Public libraries have seen potential in live chat as a customer service tool for a long time. However, in many cases technical and logistical challenges have limited its usefulness and popularity with patrons.
In this series of posts, we’ll address five common mistakes libraries make with live chat that hamper its utility as a customer service channel. Fixing these things will produce more chats, more patron activity (checkouts, downloads, visits, sign-ups), and fewer phone calls and emails for staff to deal with.
Mistake #1: Chat Widget Not on All Pages
Many libraries offer live chat, but only on the contact page of their website. Presumably this is so that they don’t get too many chats – which is exactly the result. But then why offer chat at all?
When the chat window appears on just the contact page (for example), customers have to navigate there to use it, or even discover it in the first place. And because the chat window is embedded on just that one page, the customer has to stay right there until the chat is done, or open a new tab in their browser to look at other pages on the library website while the chat continues.

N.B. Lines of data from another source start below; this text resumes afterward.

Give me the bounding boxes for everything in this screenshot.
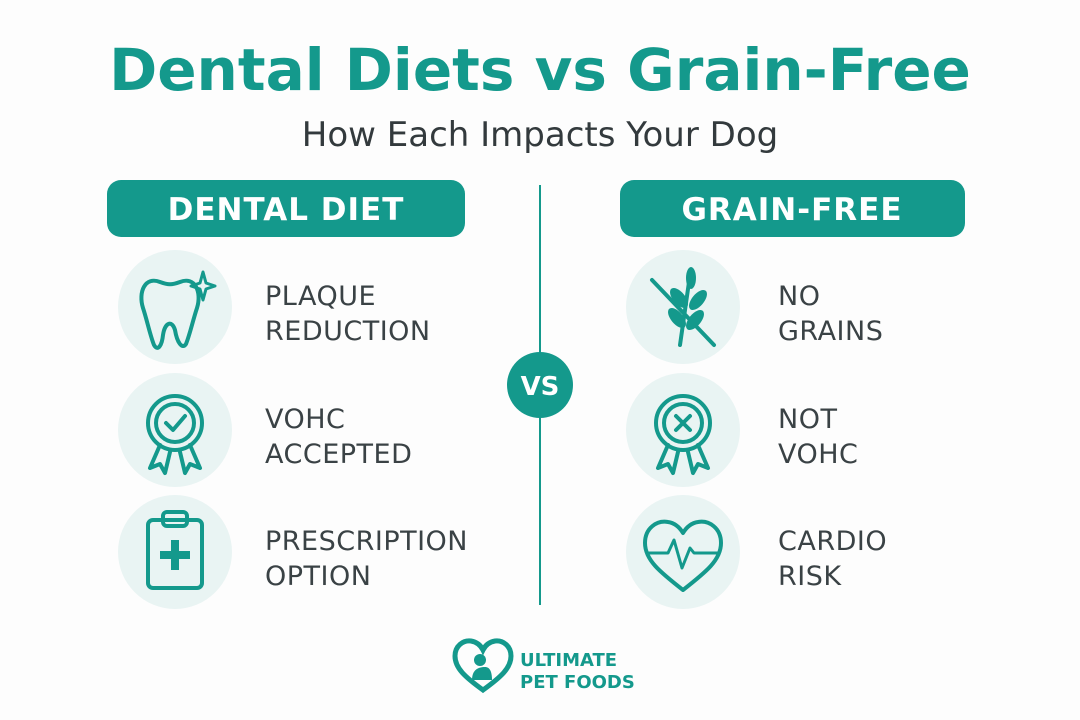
brand-logo <box>452 638 514 694</box>
no-grain-icon <box>650 267 716 347</box>
item-text: CARDIO <box>778 526 887 557</box>
tooth-icon <box>139 270 217 350</box>
left-pill <box>107 180 465 237</box>
item-text: PRESCRIPTION <box>265 526 468 557</box>
brand-name: ULTIMATE <box>520 650 617 671</box>
clipboard-icon <box>146 510 204 590</box>
left-items: PLAQUE REDUCTION VOHC ACCEPTED PRESCRIPT… <box>265 281 468 592</box>
vs-label: VS <box>521 372 560 402</box>
heart-icon <box>643 519 723 592</box>
item-text: NO <box>778 281 820 312</box>
item-text: OPTION <box>265 561 371 592</box>
item-text: VOHC <box>265 404 345 435</box>
item-text: VOHC <box>778 439 858 470</box>
title: Dental Diets vs Grain-Free <box>109 36 971 104</box>
right-heading: GRAIN-FREE <box>681 192 902 228</box>
right-pill <box>620 180 965 237</box>
item-text: RISK <box>778 561 842 592</box>
subtitle: How Each Impacts Your Dog <box>302 115 778 155</box>
rosette-check-icon <box>146 394 204 475</box>
item-text: NOT <box>778 404 837 435</box>
vs-circle <box>507 352 573 418</box>
rosette-x-icon <box>654 394 712 475</box>
item-text: GRAINS <box>778 316 883 347</box>
item-text: ACCEPTED <box>265 439 412 470</box>
brand-name: PET FOODS <box>520 672 635 693</box>
left-heading: DENTAL DIET <box>168 192 405 228</box>
item-text: PLAQUE <box>265 281 376 312</box>
right-items: NO GRAINS NOT VOHC CARDIO RISK <box>778 281 887 592</box>
item-text: REDUCTION <box>265 316 431 347</box>
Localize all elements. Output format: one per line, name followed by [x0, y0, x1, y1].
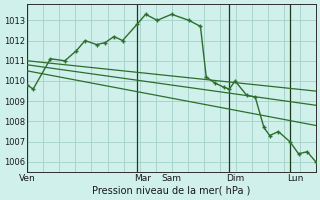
- X-axis label: Pression niveau de la mer( hPa ): Pression niveau de la mer( hPa ): [92, 186, 251, 196]
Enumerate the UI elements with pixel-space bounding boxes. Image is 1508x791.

This technical limitation forces online patrons to use the phone and email to communicate with the library, adding unneeded effort, complexity, and delay to the customer experience.
This allows patrons to easily find and use the chat service wherever they happen to be on your website, and allows the chat conversation to go with them as they navigate around the site and follow links provided to them by the library chat representative.
Many online patrons know what they’re after and don’t need to chat on every visit. But for those who do, make sure immediate help is always just a click away by placing your chat widget on each and every page.